LAUSR

Abstract Catalytic combustion is a very cost-effective way to eliminate volatile organic compounds (VOCs). The components of the VOCs in storage tanks are complex, with alkanes, alkenes and aromatic hydrocarbons being the main components. The aromatic hydrocarbons are the most difficult organic compounds among the storage tank VOCs in terms of catalysing combustion, and they are easy to cause catalyst carbon deposition. In this work, the Pt/γ-Al2O3, Pd/γ-Al2O3, Pd–Pt/γ-Al2O3, Pd–Pt/CeO2/γ-Al2O3 and Pd–Pt/CeO2/γ-Al2O3–N catalysts were prepared using an incipient wetness impregnation method.
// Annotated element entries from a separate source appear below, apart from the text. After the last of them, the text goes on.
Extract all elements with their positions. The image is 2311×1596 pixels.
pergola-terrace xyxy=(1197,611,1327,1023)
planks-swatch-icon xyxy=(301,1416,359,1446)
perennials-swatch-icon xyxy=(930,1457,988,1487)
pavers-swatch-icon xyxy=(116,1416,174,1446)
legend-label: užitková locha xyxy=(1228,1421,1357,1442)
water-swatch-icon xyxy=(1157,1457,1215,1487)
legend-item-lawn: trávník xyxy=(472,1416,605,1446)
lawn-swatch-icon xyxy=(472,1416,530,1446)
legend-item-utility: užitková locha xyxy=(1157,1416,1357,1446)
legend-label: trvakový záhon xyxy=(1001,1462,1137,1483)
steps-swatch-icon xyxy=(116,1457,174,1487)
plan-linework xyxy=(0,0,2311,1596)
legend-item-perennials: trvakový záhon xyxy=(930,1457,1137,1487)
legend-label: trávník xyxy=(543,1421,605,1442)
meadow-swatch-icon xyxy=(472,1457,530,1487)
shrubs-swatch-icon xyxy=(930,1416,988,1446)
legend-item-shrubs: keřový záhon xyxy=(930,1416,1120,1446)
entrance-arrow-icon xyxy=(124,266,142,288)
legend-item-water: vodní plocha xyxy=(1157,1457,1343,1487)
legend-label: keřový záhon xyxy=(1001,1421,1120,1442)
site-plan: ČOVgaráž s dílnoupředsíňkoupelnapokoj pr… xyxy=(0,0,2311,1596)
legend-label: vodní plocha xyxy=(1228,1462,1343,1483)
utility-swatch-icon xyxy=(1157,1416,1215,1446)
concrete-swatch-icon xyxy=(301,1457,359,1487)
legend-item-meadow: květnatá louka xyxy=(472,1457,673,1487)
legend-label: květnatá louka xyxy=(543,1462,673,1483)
The performances of the catalysts were investigated using toluene and a simulation of VOCs in gas in a storage tank as model reactants. The study found that Pt has a higher catalytic combustion activity than Pd for the alkanes in the VOC gas in the simulation storage tank, and Pd has a higher catalytic combustion activity than Pt for the alkenes and toluene in the VOC gas in the simulation storage tank. The Pt addition enhances the activity of Pd-based catalysts for VOC catalytic combustion, and the Pd–Pt active component has good active stability. The catalyst prepared by using Pd–Pt alone has a defect in that it exhibits an insufficient oxygen supply performance in the catalytic combustion process. The addition of CeO2 improves the oxygen supply performance of the Pd–Pt-based catalyst. In addition, the activity of the Pd–Pt/CeO2/γ-Al2O3–N catalyst prepared by reducing the validated amount of Pd–Pt is higher than that of a commercial catalyst.